Sonneberg zeigt, was geht
Auch im tiefsten Süden Thüringens kann man mehr über die Potenziale von Wasserstoff erfahren. Heiko Voigt, Bürgermeister von Sonneberg, hat im Rathaus der Stadt den „Infopoint Wasserstoff“ eröffnet. Hier demonstriert „h2-well“ wie sich Wasserstoff besonders effizient gewinnen und direkt vor Ort nutzen lässt. Im Innenhof des Rathauses steht ein Elektrolyseur, der Wasser mithilfe von Strom in Wasserstoff und Sauerstoff aufspaltet. Der an den Elektrolyseur angeschlossene schadstofffreie Kreislaufmotor wandelt Wasserstoff und Sauerstoff dann in Strom und Wärme fürs Rathaus um. Dabei wird auch die Abwärme, die bei der Elektrolyse entsteht, genutzt.
„Dieses einzigartige Konzept sorgt dafür, dass wir die grüne Energie, die wir im Idealfall einsetzen, sehr effizient nutzen, fast ohne Wirkungsgrad-Verluste“, erläutert Matthias Böhm, Geschäftsführer der KYROS Hydrogen Solutions GmbH. Die im Nachbarort ansässige Firma ist einer der „h2-well“-Unternehmenspartner und hat den Elektrolyseur entwickelt. Der Kreislaufmotor kommt vom Dessauer Forschungsunternehmen WTZ Roßlau. Er zeigt, dass Verbrennungsmotoren auch ohne Schadstoffausstoß sinnvoll einsetzbar sind.

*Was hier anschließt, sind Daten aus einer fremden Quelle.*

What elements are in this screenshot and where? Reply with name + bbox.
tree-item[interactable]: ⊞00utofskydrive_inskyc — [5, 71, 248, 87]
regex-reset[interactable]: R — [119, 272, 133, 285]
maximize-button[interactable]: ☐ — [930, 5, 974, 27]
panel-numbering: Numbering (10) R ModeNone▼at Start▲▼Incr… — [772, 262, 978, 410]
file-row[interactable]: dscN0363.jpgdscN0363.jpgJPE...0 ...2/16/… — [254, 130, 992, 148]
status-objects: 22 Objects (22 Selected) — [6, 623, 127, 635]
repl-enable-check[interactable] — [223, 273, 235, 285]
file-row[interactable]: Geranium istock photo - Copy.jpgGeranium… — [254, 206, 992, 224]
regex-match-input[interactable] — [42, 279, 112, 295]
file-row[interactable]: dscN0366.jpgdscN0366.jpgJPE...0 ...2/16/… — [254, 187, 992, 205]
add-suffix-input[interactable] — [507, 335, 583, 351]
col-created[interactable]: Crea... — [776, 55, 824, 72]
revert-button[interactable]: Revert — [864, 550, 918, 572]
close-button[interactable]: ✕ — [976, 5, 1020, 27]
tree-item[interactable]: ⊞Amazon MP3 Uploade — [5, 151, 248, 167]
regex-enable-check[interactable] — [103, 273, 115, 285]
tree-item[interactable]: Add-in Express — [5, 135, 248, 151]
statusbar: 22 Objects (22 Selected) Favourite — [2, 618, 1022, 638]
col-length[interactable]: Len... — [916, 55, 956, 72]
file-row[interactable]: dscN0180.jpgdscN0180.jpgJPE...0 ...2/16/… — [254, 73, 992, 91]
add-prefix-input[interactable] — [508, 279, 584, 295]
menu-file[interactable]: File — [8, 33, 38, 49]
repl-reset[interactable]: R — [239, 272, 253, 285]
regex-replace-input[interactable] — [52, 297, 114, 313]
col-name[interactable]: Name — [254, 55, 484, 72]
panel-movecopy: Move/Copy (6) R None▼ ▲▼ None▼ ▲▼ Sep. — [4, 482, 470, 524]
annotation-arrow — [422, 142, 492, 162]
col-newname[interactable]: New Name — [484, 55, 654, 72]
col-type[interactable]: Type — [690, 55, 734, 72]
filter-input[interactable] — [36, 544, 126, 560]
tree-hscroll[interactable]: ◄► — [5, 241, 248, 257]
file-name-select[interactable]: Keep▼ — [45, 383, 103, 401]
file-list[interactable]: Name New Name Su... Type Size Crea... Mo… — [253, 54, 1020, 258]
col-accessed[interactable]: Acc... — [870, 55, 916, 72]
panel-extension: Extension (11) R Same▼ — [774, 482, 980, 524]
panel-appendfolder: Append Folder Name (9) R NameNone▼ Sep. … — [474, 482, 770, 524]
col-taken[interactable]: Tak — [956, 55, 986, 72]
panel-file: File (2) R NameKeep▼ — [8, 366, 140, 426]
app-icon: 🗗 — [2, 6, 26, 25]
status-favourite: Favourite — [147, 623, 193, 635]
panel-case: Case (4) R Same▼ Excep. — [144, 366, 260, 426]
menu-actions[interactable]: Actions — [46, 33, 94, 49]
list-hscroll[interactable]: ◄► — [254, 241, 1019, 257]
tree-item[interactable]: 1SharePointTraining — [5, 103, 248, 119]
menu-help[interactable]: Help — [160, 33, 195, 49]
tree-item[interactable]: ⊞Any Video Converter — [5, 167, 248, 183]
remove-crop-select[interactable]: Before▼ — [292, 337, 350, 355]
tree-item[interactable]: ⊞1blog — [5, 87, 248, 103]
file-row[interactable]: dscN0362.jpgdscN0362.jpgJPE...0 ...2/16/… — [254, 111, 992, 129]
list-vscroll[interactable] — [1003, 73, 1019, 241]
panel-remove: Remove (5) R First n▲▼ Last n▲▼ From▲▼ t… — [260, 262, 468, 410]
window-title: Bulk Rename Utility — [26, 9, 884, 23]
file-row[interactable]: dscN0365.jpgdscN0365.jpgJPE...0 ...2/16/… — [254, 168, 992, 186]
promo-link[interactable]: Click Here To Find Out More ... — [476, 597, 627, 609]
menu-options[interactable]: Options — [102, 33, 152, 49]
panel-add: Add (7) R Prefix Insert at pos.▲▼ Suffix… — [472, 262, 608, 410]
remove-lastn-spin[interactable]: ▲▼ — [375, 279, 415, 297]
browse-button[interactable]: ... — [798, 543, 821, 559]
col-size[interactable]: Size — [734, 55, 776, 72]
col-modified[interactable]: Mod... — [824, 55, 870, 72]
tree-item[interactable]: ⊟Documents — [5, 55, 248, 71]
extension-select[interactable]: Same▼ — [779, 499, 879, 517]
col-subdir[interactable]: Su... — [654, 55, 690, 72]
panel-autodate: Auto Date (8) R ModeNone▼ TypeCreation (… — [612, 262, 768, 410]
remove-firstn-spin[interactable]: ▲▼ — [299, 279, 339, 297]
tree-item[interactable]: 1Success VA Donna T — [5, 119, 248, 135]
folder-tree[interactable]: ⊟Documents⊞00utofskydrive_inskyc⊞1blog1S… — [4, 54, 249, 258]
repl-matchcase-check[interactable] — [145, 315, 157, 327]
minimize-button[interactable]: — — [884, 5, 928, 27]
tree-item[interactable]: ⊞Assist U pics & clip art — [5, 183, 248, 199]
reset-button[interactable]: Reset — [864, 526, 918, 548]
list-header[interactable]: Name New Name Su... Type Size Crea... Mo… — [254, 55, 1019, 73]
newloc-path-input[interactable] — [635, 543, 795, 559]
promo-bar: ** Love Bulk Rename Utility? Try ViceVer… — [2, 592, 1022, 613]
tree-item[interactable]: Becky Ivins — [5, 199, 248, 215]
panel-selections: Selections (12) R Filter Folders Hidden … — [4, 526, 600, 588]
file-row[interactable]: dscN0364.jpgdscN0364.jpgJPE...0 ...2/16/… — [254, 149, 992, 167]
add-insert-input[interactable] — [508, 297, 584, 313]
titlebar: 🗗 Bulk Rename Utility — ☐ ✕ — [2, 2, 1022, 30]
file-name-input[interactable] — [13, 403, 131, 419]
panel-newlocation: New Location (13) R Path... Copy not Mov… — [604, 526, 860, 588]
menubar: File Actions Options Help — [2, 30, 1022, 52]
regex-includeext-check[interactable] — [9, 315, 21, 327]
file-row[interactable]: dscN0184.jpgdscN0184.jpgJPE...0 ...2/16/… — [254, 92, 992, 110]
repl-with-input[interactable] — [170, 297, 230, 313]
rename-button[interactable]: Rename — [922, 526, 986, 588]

Wasserstofftechnologien als Zukunftschance
Zunächst beheizt die Sonneberger Wasserstoffanlage nur das Rathaus-Archiv zu Demonstrations- und Erprobungszwecken. Denkbar sind jedoch viel größere Dimensionen wie zum Beispiel die Wärmeversorgung ganzer Wohnquartiere. „Wenn man mehrere Haushalte an ein Wasserstoff-Wärmenetz anschließen würde, wäre das schon bei unter 20 Haushalten eine sehr effiziente und wirtschaftliche Lösung“, sagt Matthias Böhm. „Wir haben das bereits in Projektskizzen für potenzielle Kunden gezeigt.“
Damit es zukünftig genügend Fachkräfte geben wird, um vielversprechende Wasserstoffprojekte umzusetzen, ist auch die Staatliche Berufsbildende Schule Sonneberg (SBBS) am „h2-well“-Bündnis beteiligt. Dort gibt es nun Aus- und Weiterbildungsmodule zum Thema Wasserstoff für Elektroniker:innen und Mechatroniker:innen. Das Interesse des Nachwuchses ist groß, wie sich am „Infopoint Wasserstoff“ im Sonneberger Rathaus zeigt. Mit viel Enthusiasmus führen Abiturientinnen und Abiturienten des Beruflichen Gymnasiums der SBBS Live-Experimente mit Wasserstoff vor. Das soll schon bei den Jüngsten Neugier wecken. Schließlich will sich die Region um Sonneberg zu einem Wasserstoffzentrum mit gut ausgebildeten Fachleuten und neuen Unternehmen entwickeln. Eine 90 Hektar große Fläche vor den Toren der Stadt bietet dafür viel Platz und jede Menge Möglichkeiten.